Bunu bir fırsata dönüştürmek ve süreci en iyi şekilde değerlendirmek istiyoruz. İster dijitalleşme diyelim, ister fiziki ortamda yapılan işlerin sanal ortama alınması diyelim. Her ne kadar bu işleri defacto yapıyor gibi görünsek de resmi yönünün olduğunu kabul etmek gerekir. Dijital mecranın mevzuatla uyumu konusundaki sorunları da karşılaştıkça çözmeye çalışıyoruz. Yönetmeliğimiz bu sürecin belli bir aşamasını temsil ediyor” diye konuştu.

Para basmakla eşdeğer
Resmi ilan yayımlatmanın devletin egemenliğinin bir göstergesi ve vazifesi olduğuna değinen Karaca, resmi ilan yayımlatmanın para basmakla eşdeğer düşünülmesi gerektiğini vurguladı. Para basmadan ticari ve ekonomik hayatın olamayacağına işaret eden Karaca, “Devletler faaliyet ve çalışmalarını, kamuoyuna resmi ilanlar yoluyla duyuruyor. Yaptıklarını bu yolla paylaşıyor. Geçmişte meydanlara asılan panolar veya tellal vasıtasıyla halka ulaşan idareler, etkin kitle iletişi aracı olduğu dönemden itibaren gazeteleri tercih ediyor. Tüm dünyada olduğu gibi Osmanlı döneminden itibaren bizde de öyle. Resmi ilan yayını için gazeteler tercih edilirken, aynı zamanda gazetelerin maddi olarak desteklenmesinin amaçlandığı da bilinen bir gerçek. Bütün dünyada devletler, gazetelerini doğrudan veya dolaylı olarak desteklemeyi tercih etmiştir. Diğer yandan devletin resmi ilan yayımlatması zorunluluktur. Resmi ilan yayın mecrasının gazeteler olması ise bir tercihtir. Bu ikisinin birbirine karıştırılmaması gerekmektedir” ifadelerini kullandı.
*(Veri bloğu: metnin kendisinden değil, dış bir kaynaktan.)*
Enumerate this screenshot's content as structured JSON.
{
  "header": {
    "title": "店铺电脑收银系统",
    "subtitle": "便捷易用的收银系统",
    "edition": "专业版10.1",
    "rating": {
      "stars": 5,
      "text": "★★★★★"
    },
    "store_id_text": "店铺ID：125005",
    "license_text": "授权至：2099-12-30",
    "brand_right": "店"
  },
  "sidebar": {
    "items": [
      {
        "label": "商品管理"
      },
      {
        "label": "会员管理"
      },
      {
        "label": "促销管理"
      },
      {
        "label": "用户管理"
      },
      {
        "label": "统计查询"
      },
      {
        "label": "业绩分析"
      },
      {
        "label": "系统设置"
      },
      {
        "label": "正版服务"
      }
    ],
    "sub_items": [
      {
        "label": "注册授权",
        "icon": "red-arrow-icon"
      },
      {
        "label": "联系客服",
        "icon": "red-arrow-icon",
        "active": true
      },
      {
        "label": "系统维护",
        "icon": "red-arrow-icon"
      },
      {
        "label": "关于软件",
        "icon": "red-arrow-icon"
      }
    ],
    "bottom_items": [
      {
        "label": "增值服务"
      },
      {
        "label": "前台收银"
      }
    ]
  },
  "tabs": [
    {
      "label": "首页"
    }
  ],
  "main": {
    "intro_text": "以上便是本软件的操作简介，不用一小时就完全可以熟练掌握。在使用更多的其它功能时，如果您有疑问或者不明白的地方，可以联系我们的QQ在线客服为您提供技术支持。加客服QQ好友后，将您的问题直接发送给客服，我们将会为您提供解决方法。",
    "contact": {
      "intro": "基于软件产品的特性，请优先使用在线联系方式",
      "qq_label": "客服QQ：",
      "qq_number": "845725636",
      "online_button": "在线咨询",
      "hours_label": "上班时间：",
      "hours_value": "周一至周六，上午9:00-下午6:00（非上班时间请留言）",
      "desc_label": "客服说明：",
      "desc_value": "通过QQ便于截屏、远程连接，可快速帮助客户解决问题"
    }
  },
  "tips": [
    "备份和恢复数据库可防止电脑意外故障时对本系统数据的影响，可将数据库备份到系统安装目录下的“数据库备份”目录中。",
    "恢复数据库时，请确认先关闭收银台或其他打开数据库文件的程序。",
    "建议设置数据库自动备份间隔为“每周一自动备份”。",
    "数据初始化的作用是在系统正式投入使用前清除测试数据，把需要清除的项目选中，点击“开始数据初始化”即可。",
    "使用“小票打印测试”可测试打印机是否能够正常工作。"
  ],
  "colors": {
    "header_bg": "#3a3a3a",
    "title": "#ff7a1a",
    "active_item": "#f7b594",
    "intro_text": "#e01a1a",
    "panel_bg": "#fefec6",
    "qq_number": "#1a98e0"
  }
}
Resmi ilanlar için ayrılan kamu kaynağının belli olduğunu, yıllık 400 milyonun üzerinde resmi ilan ve reklam dağıtımının yapıldığını belirten Karaca, ülke genelinde yaklaşık bin 400 gazete ve dergi tarafından paylaşılan pastanın yeni süreçte küçülmemesi gerektiğini vurgulayarak, bunun için kamu kaynaklarının artırılmasına ihtiyaç olduğunu ve pastanın küçülmesi tehlikesini her vesilede dile getirmeye çalıştıklarını söyledi.
Dijital medyaya geçişle birlikte maliyetlerin en az yüzde 10 civarında düşmesini beklediklerini ifade eden Karaca, dijitale geçişle birlikte resmi ilan fiyat tarifesinin mevcut haliyle kalıp kalmayacağı konusunun da önemli olduğunun altını çizdi.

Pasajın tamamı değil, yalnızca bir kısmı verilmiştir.